The result is that, while most people blame Bush for digging the hole the country fell into in the first place, they hold Obama accountable for adding to it. Most people still do NOT adequately understand that of the $5 trillion added to the debt over the last four years, less than a third of that belongs to Obama. The stimulus ($800 billion) and auto bailout ($25 billion) represent the bulk of the rest of the new debt. Discretionary spending has gone up only slightly during the last four years.

The person most responsible for this disconnect is the President himself. Yes he had a little help from a mainstream press that neither understood the basic facts nor were prepared to do the investigative research needed to get at the truth, but the buck, as Harry Truman used to say, stops with Obama. His inability to succinctly draw a line from A to B has plagued him throughout most of his first term and now threatens to undermine his second.

There's no way around this anymore.

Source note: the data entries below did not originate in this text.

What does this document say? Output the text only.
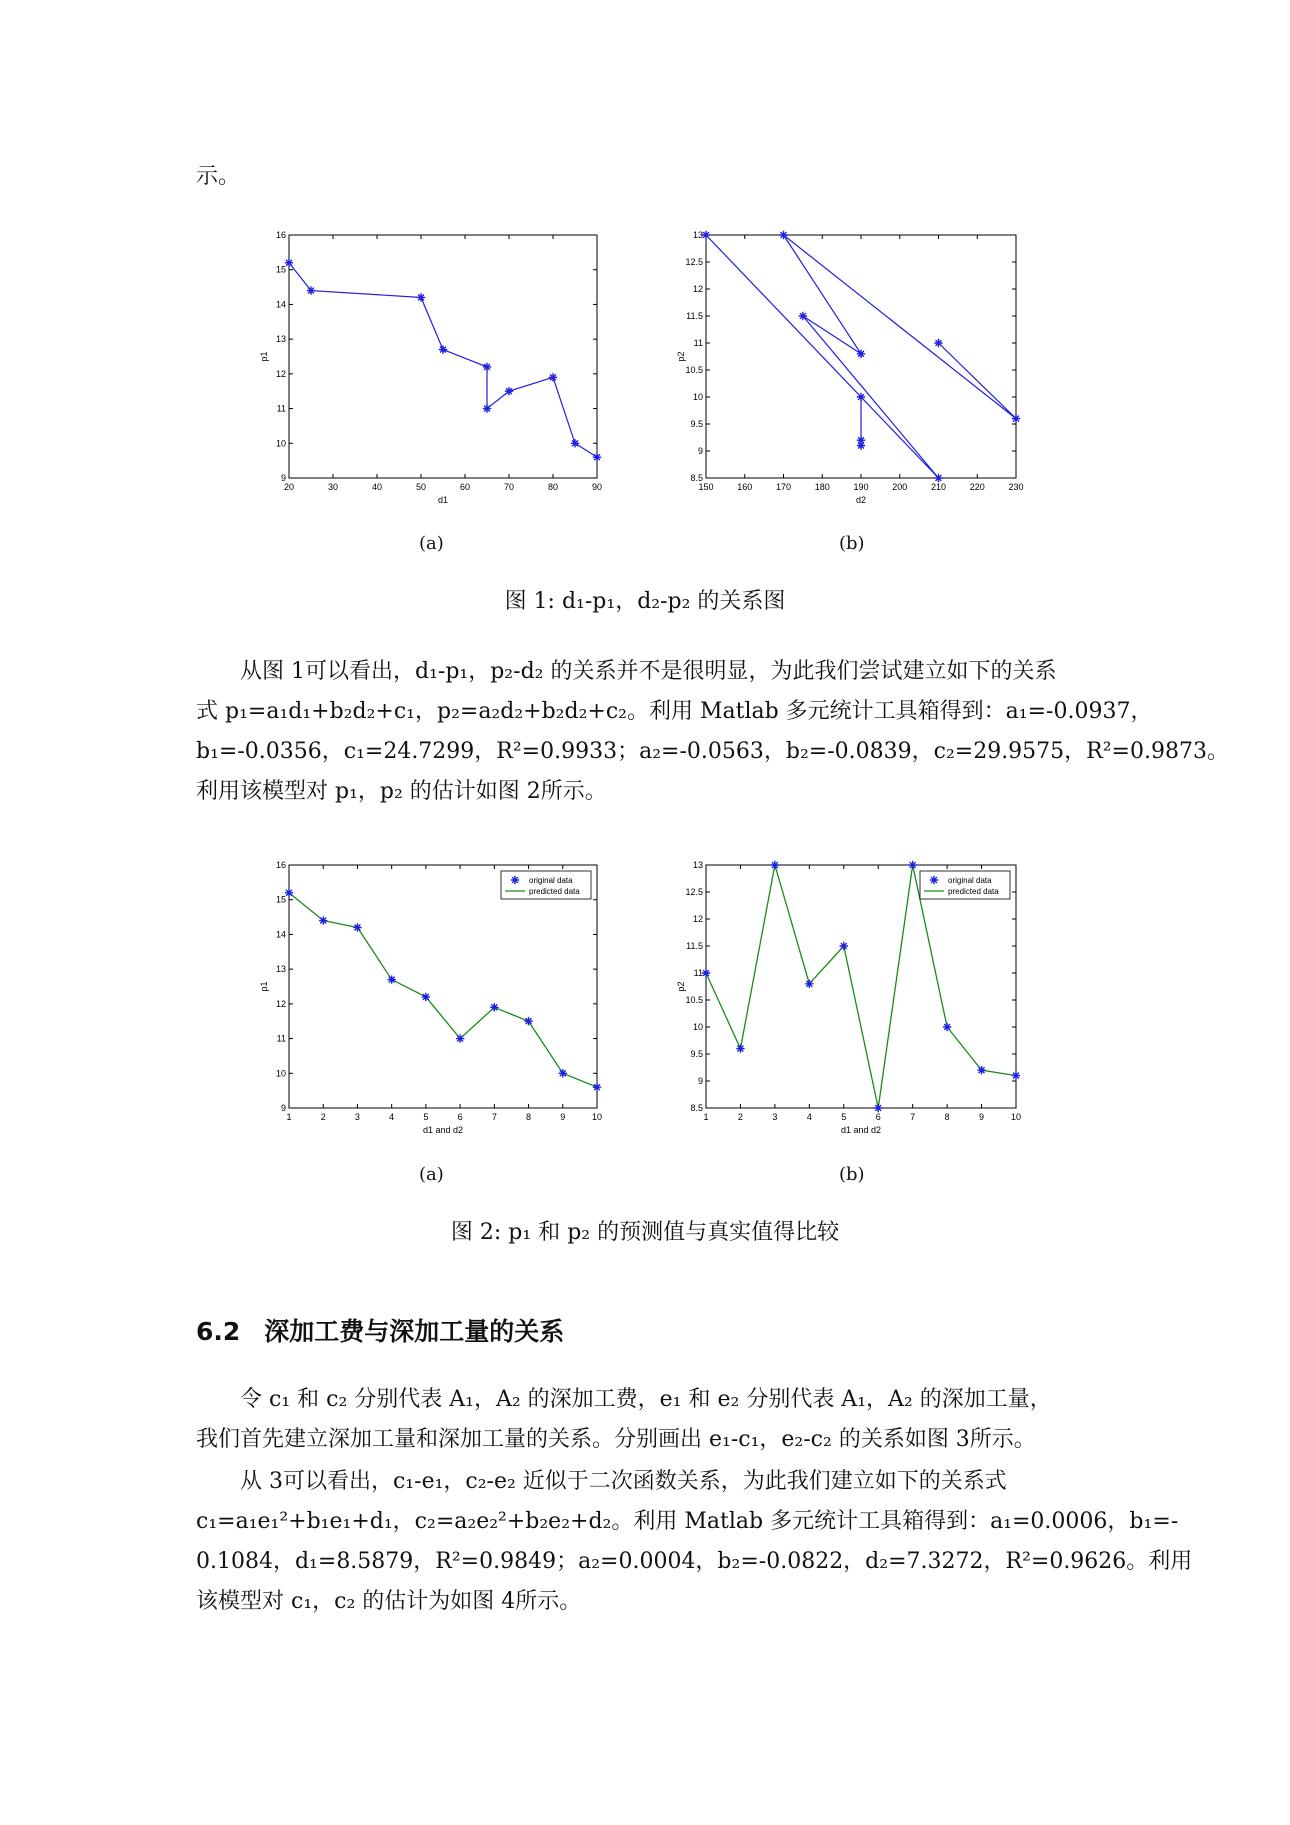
示。
20	30	40	50	60	70	80	90
9
10
11
12
13
14
15
16
d1
p1
150	160	170	180	190	200	210	220	230
8.5
9
9.5
10
10.5
11
11.5
12
12.5
13
d2
p2
(a)	(b)
图 1: d₁-p₁，d₂-p₂ 的关系图
从图 1可以看出，d₁-p₁，p₂-d₂ 的关系并不是很明显，为此我们尝试建立如下的关系
式 p₁=a₁d₁+b₂d₂+c₁，p₂=a₂d₂+b₂d₂+c₂。利用 Matlab 多元统计工具箱得到：a₁=-0.0937，
b₁=-0.0356，c₁=24.7299，R²=0.9933；a₂=-0.0563，b₂=-0.0839，c₂=29.9575，R²=0.9873。
利用该模型对 p₁，p₂ 的估计如图 2所示。
1	2	3	4	5	6	7	8	9	10
9
10
11
12
13
14
15
16
d1 and d2
p1
original data
predicted data
1	2	3	4	5	6	7	8	9	10
8.5
9
9.5
10
10.5
11
11.5
12
12.5
13
d1 and d2
p2
original data
predicted data
(a)	(b)
图 2: p₁ 和 p₂ 的预测值与真实值得比较
6.2 深加工费与深加工量的关系
令 c₁ 和 c₂ 分别代表 A₁，A₂ 的深加工费，e₁ 和 e₂ 分别代表 A₁，A₂ 的深加工量，
我们首先建立深加工量和深加工量的关系。分别画出 e₁-c₁，e₂-c₂ 的关系如图 3所示。
从 3可以看出，c₁-e₁，c₂-e₂ 近似于二次函数关系，为此我们建立如下的关系式
c₁=a₁e₁²+b₁e₁+d₁，c₂=a₂e₂²+b₂e₂+d₂。利用 Matlab 多元统计工具箱得到：a₁=0.0006，b₁=-
0.1084，d₁=8.5879，R²=0.9849；a₂=0.0004，b₂=-0.0822，d₂=7.3272，R²=0.9626。利用
该模型对 c₁，c₂ 的估计为如图 4所示。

No matter what Obama does from this moment on, he has married himself to two thirds of George Bush's debt. Even if the economy grows by 4 percent per year over the next four years, he still can't get out of this hole. Without substantial increases in revenue, he will exit office in 2017 with an enormous debt hanging over his head.

Yes, it would've been far worse had Mitt Romney won the election. But that will hardly be a consolation prize when the final chapter is written on this presidency.